Sociedade deve ir para a rua, diz sociólogo português Boaventura de Souza Santos

Boaventura de Sousa Santos - Foto: Reprodução
Boaventura de Sousa Santos – Foto: Reprodução

O resgate da democracia, sequestrada pelas forças do mercado, será feito com a retomada das ruas pela sociedade, único espaço ainda não colonizado. A análise é do sociólogo português Boaventura de Souza Santos, que participou no Rio do seminário Cultura e Política, iniciativa do programa Cultura e Pensamento, do Ministério da Cultura nesta segunda-feira (2), com estudantes e professores ocorreu no Teatro de Arena na Universidade Federal do Rio de Janeiro (UFRJ).

Entre os assuntos principais abordados, ele destacou o esgotamento da democracia representativa tradicional, na qual se elegem políticos para representar a população, e a busca pela democracia participativa, com atuação direta dos eleitores, seja através de plebiscitos ou por manifestações de rua.

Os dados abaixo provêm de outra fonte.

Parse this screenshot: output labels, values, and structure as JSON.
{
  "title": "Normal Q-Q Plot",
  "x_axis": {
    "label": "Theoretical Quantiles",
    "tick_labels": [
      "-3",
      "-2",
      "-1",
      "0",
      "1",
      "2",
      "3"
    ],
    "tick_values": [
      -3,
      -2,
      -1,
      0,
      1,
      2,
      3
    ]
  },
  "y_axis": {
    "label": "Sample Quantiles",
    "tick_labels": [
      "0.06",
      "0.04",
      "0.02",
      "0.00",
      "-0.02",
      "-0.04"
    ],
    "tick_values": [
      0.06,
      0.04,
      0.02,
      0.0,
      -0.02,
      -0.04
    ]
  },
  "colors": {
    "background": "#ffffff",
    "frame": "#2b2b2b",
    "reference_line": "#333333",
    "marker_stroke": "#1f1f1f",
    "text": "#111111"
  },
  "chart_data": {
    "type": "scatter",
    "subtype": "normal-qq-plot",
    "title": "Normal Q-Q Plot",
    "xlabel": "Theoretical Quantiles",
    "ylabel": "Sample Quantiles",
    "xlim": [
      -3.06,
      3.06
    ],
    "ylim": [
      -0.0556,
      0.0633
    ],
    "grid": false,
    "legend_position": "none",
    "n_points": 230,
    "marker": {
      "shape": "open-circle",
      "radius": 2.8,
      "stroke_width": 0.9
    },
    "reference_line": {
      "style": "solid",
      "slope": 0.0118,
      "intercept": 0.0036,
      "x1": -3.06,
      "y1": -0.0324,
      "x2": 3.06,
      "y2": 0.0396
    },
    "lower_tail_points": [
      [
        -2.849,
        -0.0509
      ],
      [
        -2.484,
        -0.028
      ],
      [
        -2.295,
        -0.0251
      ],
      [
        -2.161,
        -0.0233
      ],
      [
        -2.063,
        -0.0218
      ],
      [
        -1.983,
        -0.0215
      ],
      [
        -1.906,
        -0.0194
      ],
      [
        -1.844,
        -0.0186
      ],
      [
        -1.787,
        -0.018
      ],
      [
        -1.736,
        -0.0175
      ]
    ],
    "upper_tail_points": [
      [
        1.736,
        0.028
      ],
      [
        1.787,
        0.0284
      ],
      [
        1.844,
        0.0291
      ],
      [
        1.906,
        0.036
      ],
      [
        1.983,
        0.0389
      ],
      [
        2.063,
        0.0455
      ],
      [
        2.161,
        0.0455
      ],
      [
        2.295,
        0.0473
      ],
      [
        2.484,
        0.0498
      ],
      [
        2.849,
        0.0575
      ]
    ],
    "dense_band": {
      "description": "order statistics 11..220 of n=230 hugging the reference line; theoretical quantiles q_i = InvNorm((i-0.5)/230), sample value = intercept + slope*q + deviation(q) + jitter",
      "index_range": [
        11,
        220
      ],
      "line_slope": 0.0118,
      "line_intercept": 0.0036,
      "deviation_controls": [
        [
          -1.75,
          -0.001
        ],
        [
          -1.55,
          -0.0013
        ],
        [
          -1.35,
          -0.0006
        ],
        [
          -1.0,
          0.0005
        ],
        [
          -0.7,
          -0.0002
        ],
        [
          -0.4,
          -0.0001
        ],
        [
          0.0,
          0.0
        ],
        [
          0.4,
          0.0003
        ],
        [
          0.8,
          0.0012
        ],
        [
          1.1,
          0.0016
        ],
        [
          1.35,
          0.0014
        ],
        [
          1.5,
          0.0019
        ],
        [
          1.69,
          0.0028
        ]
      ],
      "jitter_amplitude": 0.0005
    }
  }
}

“Muita da cultura é feita no espaço público, é feita na rua. Desde 2011, os jovens, em vários países do mundo, do Ocuppy [Wallstreet, nos Estados Unidos], dos Indignados [da Espanha], do sul da Europa, aos protestos que aconteceram aqui em 2013, os jovens chegaram à conclusão de que rua é o único lugar público que não está colonizado pelos mercados financeiros. E vêm para a rua porque as instituições não respondem aos seus anseios.”

Segundo Boaventura, a democracia representativa está refém das forças de mercado. “Em muitos desses movimentos, o que pedem? Alguma coisa revolucionária? Não. Pedem democracia real, democracia já. Porque esta democracia que temos foi sequestrada por antidemocratas. Ela hoje é refém do dinheiro e não pode ser uma democracia. Isto significa que a democracia liberal, representativa, não sabe se defender do capitalismo. Para isso, ela tem que se articular com a democracia participativa e deliberativa e esta democracia participativa vai obrigar a novas formas de política.”

Para o sociólogo, é preciso modificar a estrutura dos partidos, hoje dominada por uma cúpula que abre poucos espaços para a participação social dentro deles. Boaventura citou o exemplo do partido espanhol Podemos, fundado em 2014, com uma nova dinâmica interna, baseada em círculos de decisão, e fortemente amparado nas redes sociais, inclusive para seu financiamento.

“No Podemos, quem delibera quem são os candidatos são os círculos de cidadãos. Quem delibera a agenda são os círculos de cidadãos. Democracia participativa dentro do partido, como órgão da democracia representativa. Para fazermos isso, nas próximas décadas, temos que ir para a rua. Nós vamos ter nos nossos países momentos turbulentos em que vamos misturar luta institucional com luta extrainstitucional. Lutas nas instituições, para que nos sirvam e sejam democráticas, e lutas fora das instituições para forçar essas transformações.”

Boaventura explicou o que significa o conceito trabalhado por ele de “poder dronificado”, uma forma que em princípio mostra-se invencível, mas que tem entre os seus pontos fracos justamente a resistência popular.

“O poder contemporâneo é um poder dronificado. O drone é uma forma de poder bélico que elimina o heroísmo da guerra, que elimina a possibilidade da derrota, porque quem está a matar no Afeganistão está atrás de um computador no Nebraska, nunca pode ser morto, ferido ou derrotado. Mas também não pode ser herói. Muito do poder hoje quer se afirmar como invencível. O que são os mercados financeiros se não uma forma de poder dronificado? O que são as formas de segurança de nossos dados de vigilância global, se não uma forma de poder dronificado? Mas este poder é frágil. Parece muito forte, mas é frágil. O problema é que a força está em nós. Somos nós que lhe damos essa força toda, porque não resistimos, porque não sabemos resistir.”